David Cameron has said that he would give relief to savers who are suffering amid falling interest rates which are severely affecting their investment incomes, and he vows to transform Britain from a "spend, spend, spend society into a save, save, save society."
The leader of the opposition party has announced a series of new policies, with which he aims to encourage saving amongst Brits and "ensure a good future for Britain's future."
While Gordon Brown has said that the UK is in a stronger position to weather the credit storm than other countries, and has slammed Cameron for offering up a typically conservative laissez faire attitude to the economic crisis, the Conservative leader has said that the UK is in "a weaker economic position than other countries" as a result of Labour's spendthrift behaviour.
The Prime Minister has allowed Government, corporate and personal debt
to get out of control, he said, adding that he would like to see Britain change "from an economy built on debt into an economy built on saving; from a country and government that has lived beyond its means to one that lives within its means."

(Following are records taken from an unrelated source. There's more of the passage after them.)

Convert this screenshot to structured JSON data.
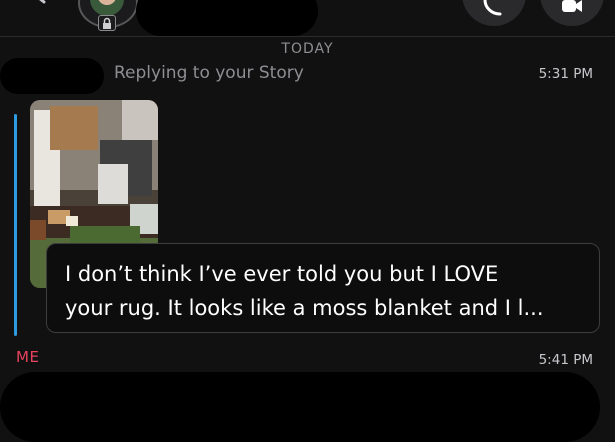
{
  "header": {
    "avatar_icon": "bitmoji-avatar",
    "lock_icon": "lock-icon",
    "call_icon": "phone-icon",
    "video_icon": "video-call-icon"
  },
  "chat": {
    "day_separator": "TODAY",
    "messages": [
      {
        "context": "Replying to your Story",
        "time": "5:31 PM",
        "text_line1": "I don’t think I’ve ever told you but I LOVE",
        "text_line2": "your rug. It looks like a moss blanket and I l...",
        "reply_bar_color": "#2e9ae0"
      },
      {
        "sender": "ME",
        "sender_color": "#e8425c",
        "time": "5:41 PM"
      }
    ]
  }
}
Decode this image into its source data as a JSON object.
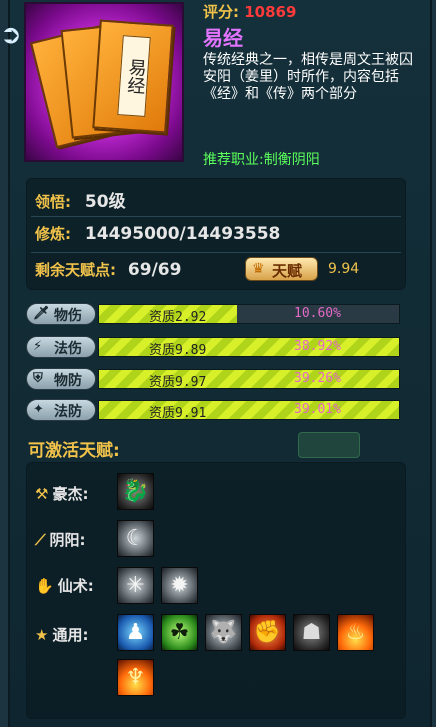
{
  "item": {
    "rating_label": "评分:",
    "rating_value": "10869",
    "name": "易经",
    "book_glyph": "易经",
    "description": "传统经典之一，相传是周文王被囚安阳（姜里）时所作，内容包括《经》和《传》两个部分",
    "recommend": "推荐职业:制衡阴阳"
  },
  "stats": {
    "comprehension_label": "领悟:",
    "comprehension_value": "50级",
    "training_label": "修炼:",
    "training_value": "14495000/14493558",
    "talent_points_label": "剩余天赋点:",
    "talent_points_value": "69/69",
    "talent_button_label": "天赋",
    "talent_bonus": "9.94"
  },
  "aptitudes": [
    {
      "label": "物伤",
      "icon": "sword-icon",
      "glyph": "🗡",
      "quality": "资质2.92",
      "percent": "10.60%",
      "fill": 0.46
    },
    {
      "label": "法伤",
      "icon": "lightning-icon",
      "glyph": "⚡",
      "quality": "资质9.89",
      "percent": "38.92%",
      "fill": 1.0
    },
    {
      "label": "物防",
      "icon": "shield-icon",
      "glyph": "⛨",
      "quality": "资质9.97",
      "percent": "39.26%",
      "fill": 1.0
    },
    {
      "label": "法防",
      "icon": "magic-shield-icon",
      "glyph": "✦",
      "quality": "资质9.91",
      "percent": "39.01%",
      "fill": 1.0
    }
  ],
  "talents": {
    "title": "可激活天赋:",
    "categories": [
      {
        "label": "豪杰:",
        "icon": "axe-icon"
      },
      {
        "label": "阴阳:",
        "icon": "staff-icon"
      },
      {
        "label": "仙术:",
        "icon": "hand-icon"
      },
      {
        "label": "通用:",
        "icon": "star-icon"
      }
    ]
  },
  "colors": {
    "accent_gold": "#f0c24a",
    "item_name_purple": "#e274ff",
    "recommend_green": "#5cff5c",
    "rating_red": "#ff3a3a",
    "percent_pink": "#e46ac8",
    "bar_fill": "#d8f02a"
  }
}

For savers who have no choice but to watch as the value drains out of their investments
, which is hitting pensioners particularly hard, Cameron said he would abolish income tax on savings accounts
for basic rate taxpayers. For pensioners, he would raise the tax allowance by £2,000 to £11,490.
To pay for these changes, Mr Cameron would restrict spending on other Government departments to a one per cent real increase in the year 2009/2010, with the exceptions of health, schools, defence and international development.
Rates on savings accounts
have fallen drastically in recent months, many to one per cent or less, as the Bank of England has cut rates to just two per cent.
Cameron's spotlight on the plight of savers has been welcomed by over 50s financial services provider Saga
, which sees savers as the "innocent victims" of the credit crunch, those who have saved while others have spent, invested while others borrowed.
"We welcome David Cameron's plans to scrap taxes on basic rate taxpayers' savings and increase the level of non-taxable income for pensioners by £2,000 a year." said Emma Soames, editor at large of Saga Magazine.
"If implemented, these changes would help savers, especially the older generation, ride out the economic storm more easily. This is an issue that Saga is passionate about as we constantly hear from readers who rely on the interest from their hard-earned savings to boost their income in retirement.
"Most over 50s have worked to build up substantial nest eggs to fund their golden years and there is a real injustice in them now seeing the interest on their savings being not only eroded but also taxed. Overall, pensioners are not the ones with huge mortgages
and credit card
bills and so should not have to foot the bill for others' borrowing. They are currently being severely punished for their prudence."